|The thrill of the grill, or some such other rubbish pun|
Plus, don’t you think it would be a bit excessive... vain even, to have more than one blog? Kind of like having two cars sat on the driveway? I suppose I could’ve got a web banner that said “my other blog’s a food blog”? No, don’t think so. Better face facts; I’m a one blog kind of a guy. One-Blog Burns, that’s me.
Anyway, enough of this grim preamble; where have we actually been for this inaugural restauranty post? To Mannaza, a relatively new Korean restaurant, just next to Newcastle’s Chinatown, that’s where.
This was, I think, the fourth time I’ve been to this place, so at the risk of de-jeopardising the jeopardy, it’s safe to say we like it. We first happened upon it via Groupon, or some such voucher-type deal, but unlike so many restaurants that you visit by the dubious magic of Groupon and then wish you hadn’t bothered with, this place was offering up some genuinely interesting fare. Unfamiliar with Korean food, we really enjoyed our first experience of Kimchi (so much so that I turned one of our home-grown cabbages into it), had a completely delicious spring onion salad, and had bowls of very tasty rice dishes. My initial, highly ignorant, impression of Korean food was that it’s similar to Chinese, but without the gloopy MSG-laden sauces and with a considerable focus on fermented things. Great.
Since that initial visit the restaurant has expanded and a whole bunch of Korean BBQ-enabled tables have been installed, which is a most exciting development. Korean BBQ basically consists of plates of raw, sometimes marinated meats, fish and veg being brought to the table, which you then grill yourself on a central hotplate. I’m not quite sure how this fits with food hygiene legislation, but who cares, it’s great fun. We, or at least I, was initially concerned not to look like a damn fool in front of a restaurant full of what I assumed to be Korean BBQ pros, but things cooked pretty quickly as everything was sliced thin, so you can’t really go wrong.

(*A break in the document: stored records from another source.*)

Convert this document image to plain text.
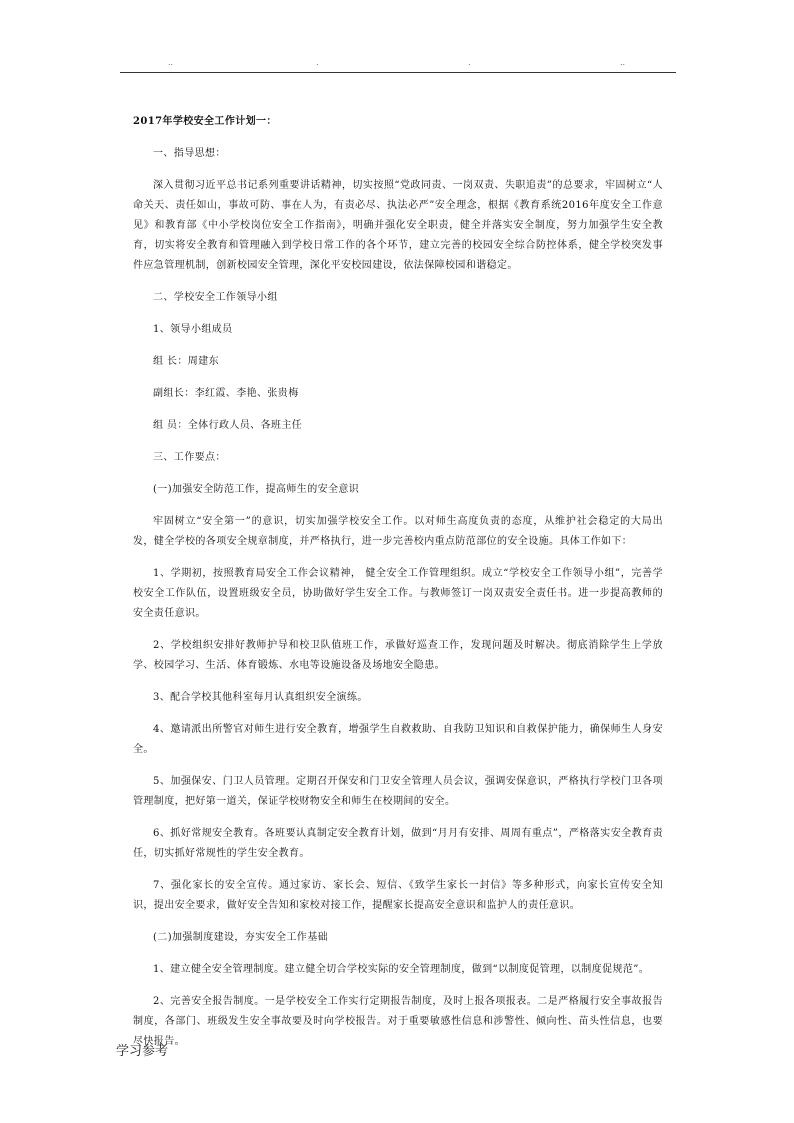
..	.	.	..

2017年学校安全工作计划一：

一、指导思想：

深入贯彻习近平总书记系列重要讲话精神，切实按照“党政同责、一岗双责、失职追责”的总要求，牢固树立“人命关天、责任如山，事故可防、事在人为，有责必尽、执法必严”安全理念，根据《教育系统2016年度安全工作意见》和教育部《中小学校岗位安全工作指南》，明确并强化安全职责，健全并落实安全制度，努力加强学生安全教育，切实将安全教育和管理融入到学校日常工作的各个环节，建立完善的校园安全综合防控体系，健全学校突发事件应急管理机制，创新校园安全管理，深化平安校园建设，依法保障校园和谐稳定。

二、学校安全工作领导小组

1、领导小组成员

组 长：周建东

副组长：李红霞、李艳、张贵梅

组 员：全体行政人员、各班主任

三、工作要点：

(一)加强安全防范工作，提高师生的安全意识

牢固树立“安全第一”的意识，切实加强学校安全工作。以对师生高度负责的态度，从维护社会稳定的大局出发，健全学校的各项安全规章制度，并严格执行，进一步完善校内重点防范部位的安全设施。具体工作如下：

1、学期初，按照教育局安全工作会议精神， 健全安全工作管理组织。成立“学校安全工作领导小组”，完善学校安全工作队伍，设置班级安全员，协助做好学生安全工作。与教师签订一岗双责安全责任书。进一步提高教师的安全责任意识。

2、学校组织安排好教师护导和校卫队值班工作，承做好巡查工作，发现问题及时解决。彻底消除学生上学放学、校园学习、生活、体育锻炼、水电等设施设备及场地安全隐患。

3、配合学校其他科室每月认真组织安全演练。

4、邀请派出所警官对师生进行安全教育，增强学生自救救助、自我防卫知识和自救保护能力，确保师生人身安全。

5、加强保安、门卫人员管理。定期召开保安和门卫安全管理人员会议，强调安保意识，严格执行学校门卫各项管理制度，把好第一道关，保证学校财物安全和师生在校期间的安全。

6、抓好常规安全教育。各班要认真制定安全教育计划，做到“月月有安排、周周有重点”，严格落实安全教育责任，切实抓好常规性的学生安全教育。

7、强化家长的安全宣传。通过家访、家长会、短信、《致学生家长一封信》等多种形式，向家长宣传安全知识，提出安全要求，做好安全告知和家校对接工作，提醒家长提高安全意识和监护人的责任意识。

(二)加强制度建设，夯实安全工作基础

1、建立健全安全管理制度。建立健全切合学校实际的安全管理制度，做到“以制度促管理，以制度促规范”。

2、完善安全报告制度。一是学校安全工作实行定期报告制度，及时上报各项报表。二是严格履行安全事故报告制度，各部门、班级发生安全事故要及时向学校报告。对于重要敏感性信息和涉警性、倾向性、苗头性信息，也要尽快报告。

学习参考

We had a plate of thinly pounded beef rib-eye with garlic and sesame oil sauce and one of king prawn, squid, scallop and vegetables, most of which had been doused in something not dissimilar to Hoi Sin. I overcooked the first batch of beef, but the second lot to hit the grill came off juicy and tender. All the seafood was nice, with the scallop and squid, which had been cut into neat squares and scored before it reached us, being the best. Some of what I enjoyed the most were the vegetables that came with the seafood; nothing special, they were just mushrooms, peppers, beansprouts and the like, but hot from the grill and slathered in hoi sin, they tasted great. We supplemented this with the ubiquitous kimchi, providing as only it can a great spicy funk, a sweet and sour king prawn dish which was pleasantly light and not at all cloying, and a couple of pots of plain steamed rice. We were here on another voucher deal (I know, I know; cheapskates innit), but had we been paying our way this lot would have come to about £40, including a glass of very unspectacular house plonk each.
|Squid, scallops and peppers being cooked on what looks here like a small sun. Reality wasn't quite that dramatic.|
The whole BBQ thing sets this place a bit apart in Newcastle. Although you can have your food cooked in front of you at one of a couple of Teppen Yaki Japanese places in town, there’s only so many times I want to be offered the opportunity to catch an egg in a chef’s hat, and these places aren’t exactly cheap. Mannaza is good value, and cooking your own dinner is very convivial and fun; we’ll definitely be taking visiting friends here in the future. Plus, added bonus, the website and menu offer up a few prime examples for connoisseurs of Chinglish (Kenglish?). “Come and experience this Korean blast in town” indeed.
The only downer about the place, depending on your views on such things, is that they do have a flat-screen tele on the wall, belting out the latest offerings from the Korean hit parade. Korean pop is replete with high energy choreography, that’s for sure. Unfortunately, it is also currently chock-full of something I don’t fully understand called “Gangnam Style”, which, in our 80 or so minutes in the place, we must have heard four times. Not-keen style.